うちのお母さんと潤にぃの母親はすっごく仲いい姉妹だし。
十年間ほぼ会わなかったとはいえ、最近ではしょっちゅう……


「あ、」


そういえば、何で潤兄と十年も会わなかったんだろう?
親戚の集まりには潤兄も来ていたはずなのに、なんで?


「どうしたの?」

「私が高校に入学してから潤にぃとあまり会わなくなったんですけど。それって潤にぃが大学生になって独り暮らしはじめたからですよね?」

「その辺は詳しくは知らないけれど」


大学時代から住んでる場所変わってないっていうし、今は普通にうちにもきてる。
最近急に会う機会が増えたのは、潤兄が昔みたいに伯母さんについてくるようになったからだ。
でもそれってなんで?


「望亜奈さん。

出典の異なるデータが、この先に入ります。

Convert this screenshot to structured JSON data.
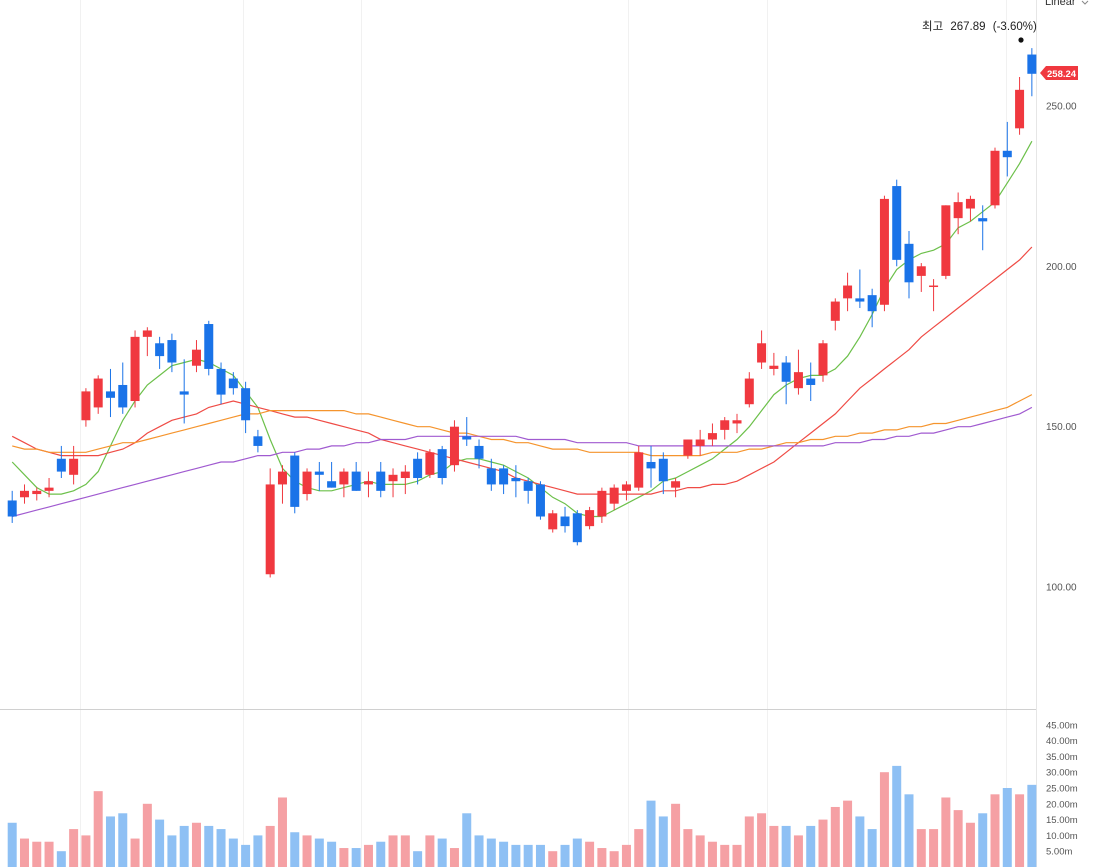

考えれば考えるほどわかりません」

「いつからって答えはそのへんにありそうね……」

でもそんないつからとかそんな事がわかったところで私は


「聞かなかった事にできないですよね……」


やっぱりこの言葉しか出ない。


あれから潤兄と連絡を取っていない。

もともと用事がある直前にメールしてくるだけで、電話もほぼしてこない。
料理教室の時も会っている時に日にちを確認してその日に迎えに来てくれているだけ。

出来ればしばらく会いたくないぐらいなんだけどな。